この《パワーチャージ》というスキル、自分が次に行なう攻撃の威力を上げるスキルなのだが、普通に使ったのでは、何の役にも立たない罠スキルである。
次の攻撃のダメージが1.5倍になる程度でしかなく、だったらこんなスキルを使わないで、2回殴った方が早い、という話なのである。

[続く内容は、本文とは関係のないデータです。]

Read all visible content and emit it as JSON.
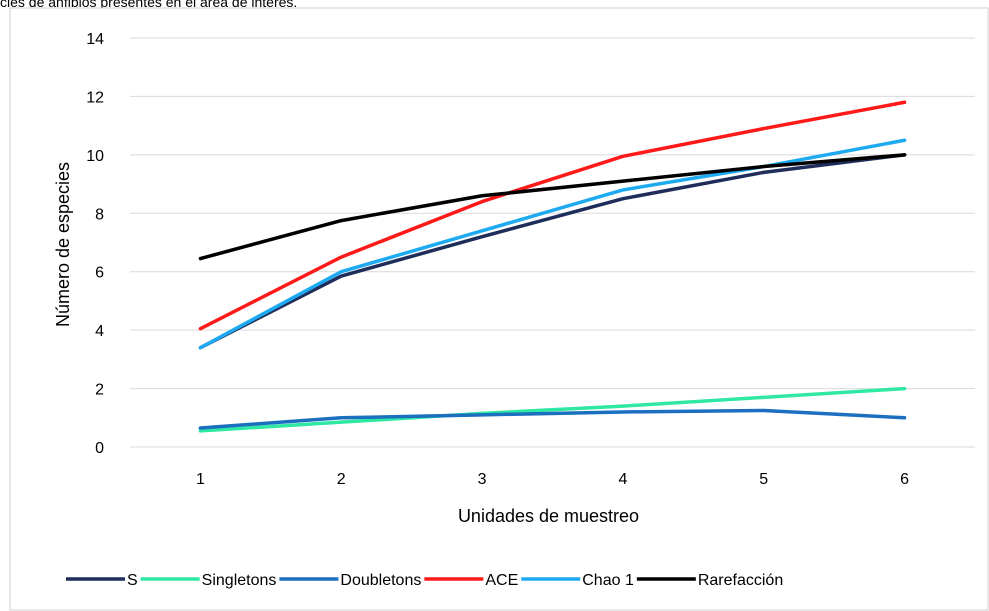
{
  "caption": "cies de anfibios presentes en el área de interés.",
  "chart_data": {
    "type": "line",
    "title": "",
    "xlabel": "Unidades de muestreo",
    "ylabel": "Número de especies",
    "x": [
      1,
      2,
      3,
      4,
      5,
      6
    ],
    "ylim": [
      0,
      14
    ],
    "yticks": [
      0,
      2,
      4,
      6,
      8,
      10,
      12,
      14
    ],
    "grid": "horizontal",
    "legend_position": "bottom",
    "series": [
      {
        "name": "S",
        "color": "#1f2d5a",
        "values": [
          3.4,
          5.85,
          7.2,
          8.5,
          9.4,
          10.0
        ]
      },
      {
        "name": "Singletons",
        "color": "#2ee8a3",
        "values": [
          0.55,
          0.85,
          1.15,
          1.4,
          1.7,
          2.0
        ]
      },
      {
        "name": "Doubletons",
        "color": "#1b6fbf",
        "values": [
          0.65,
          1.0,
          1.1,
          1.2,
          1.25,
          1.0
        ]
      },
      {
        "name": "ACE",
        "color": "#ff1a1a",
        "values": [
          4.05,
          6.5,
          8.4,
          9.95,
          10.9,
          11.8
        ]
      },
      {
        "name": "Chao 1",
        "color": "#1eaaf1",
        "values": [
          3.4,
          6.0,
          7.4,
          8.8,
          9.6,
          10.5
        ]
      },
      {
        "name": "Rarefacción",
        "color": "#000000",
        "values": [
          6.45,
          7.75,
          8.6,
          9.1,
          9.6,
          10.0
        ]
      }
    ]
  }
}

事実、多くのプレイヤーからは、ゴミスキル扱いされている。
ただ、このスキルの効果は、累乗的に重複する。
2回使えばダメージは2.25倍、3回使えば3.375倍といった塩梅だ。
そして──8回。
この8回というのが、《パワーチャージ》というスキルの効果の最大累積回数であり、俺が最初の《旋風脚》を放った後、これまでに使用した《パワーチャージ》の回数だ。
──俺は身を沈め、ボスの懐へと踏み込む。
左手にスキルエフェクトを纏わせ、拳を握り、スキルを発動する。
俺の体が纏う《パワーチャージ》のオーラが、すべて俺の左腕へと流れ込んでゆく。
「行くぜ──《ガトリングジャブ》!」
俺の左拳が、神速の9連撃を放った。
通常ならば、1撃1撃は軽い、手数勝負のスキル。
だが、この時に限っては、その1撃が大砲の如き威力を持つ。
時間がゆっくりと流れるように錯覚する。
パンッという破裂音にも似たSEとともに、1撃目がボスにヒットし、そのHPをごりっと削り取る。
そして2発目の破裂音。
再びボスのHPをぐいっと抉る。
そして3発目、4発目、5、6、7、8──9発目。
《パワーチャージ》の効果によって、およそ25倍の威力となった《ガトリングジャブ》は、まさにガトリングガンのようにボスを滅多打ちにし──
軽く9割以上は残っていたボスのHPゲージは、そのわずか一瞬で、吹き飛んだのだった。